A file's offset can be greater than its current size. In this case, if the file is then written to it creates holes in the file, whose value is '\0'. A regular file may not be offset before the beginning of the file

lseek can be used to determine the current offset
       off_t    currpos;
       ccurrpos = lseek(fd, 0, SEEK_CUR);

lseek can also be used to test a file descripter if it is a pipe, FIFO, or socket, since these are not capable of seeking: they force a return of -1 and set errno to ESPIPE.

creat

creat opens a file for writing, creating a new file if one did not exist, or truncating the current file, discarding its contents, if a file does exist. Actually, creat is now implemented by open. Its prototype, together with the necessary header file is:
       #include<fcntl.h>
       int creat(const char *path, mode_t mode);
but is implemented as
       open(path, O_CREAT | O_TRUNC | O_WRONLY, mode);

dup and dup2

dup and dup2 duplicate the contents of an existing file descriptor. Remember, a file descriptor is the index of an array which contains a pointer to the file table. These functions allow a second file descriptor to index a pointer to the same file table. The difference is that dup takes a single argument, the file descriptor you want to duplicate, and returns a new file descriptor which is guaranteed to be the lowest available. dup2 gives you more control over the new file descriptor: it takes two arguments, an already opened file descriptor and a new file descriptor, and directs the new file descriptor to point to the same file table.
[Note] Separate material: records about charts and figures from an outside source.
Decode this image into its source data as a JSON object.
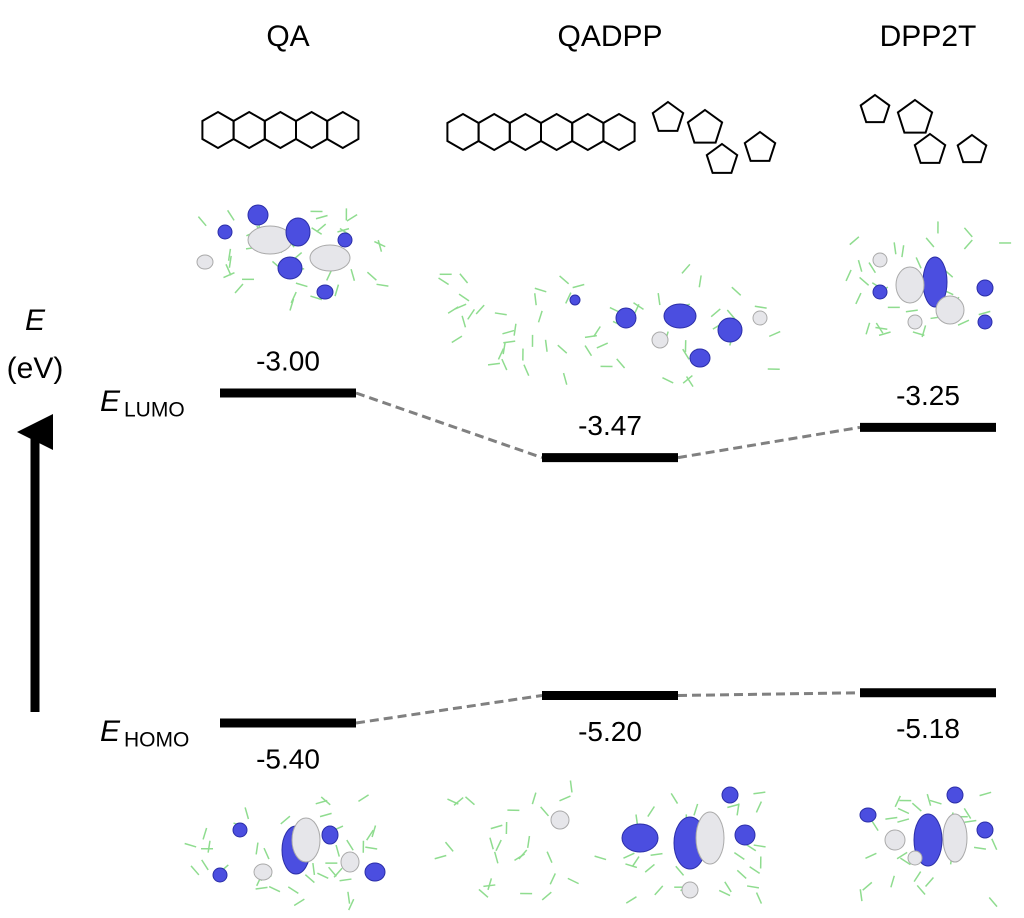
{
  "chart_data": {
    "type": "energy-level",
    "y_label": "E",
    "y_unit": "(eV)",
    "categories": [
      "QA",
      "QADPP",
      "DPP2T"
    ],
    "series": [
      {
        "name": "LUMO",
        "color": "#000000",
        "values": [
          -3.0,
          -3.47,
          -3.25
        ],
        "value_labels": [
          "-3.00",
          "-3.47",
          "-3.25"
        ]
      },
      {
        "name": "HOMO",
        "color": "#000000",
        "values": [
          -5.4,
          -5.2,
          -5.18
        ],
        "value_labels": [
          "-5.40",
          "-5.20",
          "-5.18"
        ]
      }
    ],
    "connector_color": "#808080"
  }
}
This is especially valuable when we want to create pipes between programs. If the new file descriptor is actually being used, dup2 closes the file descriptor first, then reassigns it; if the two file descriptors are the same, nothing occurs.

dup
dup2
 
Purpose duplicate an existing file descriptor
Include #include<unistd.h>
Useage int dup(int oldd);
int dup2(int oldd, int newd);
Arguments oldd:    an existing file descriptor
newd:    the value of the new descriptor newd
Returns -1 on error
the value of newd
Errors EBADF:   oldd or newd is not a valid active descriptor
EMFILE:   Too many descriptors are active.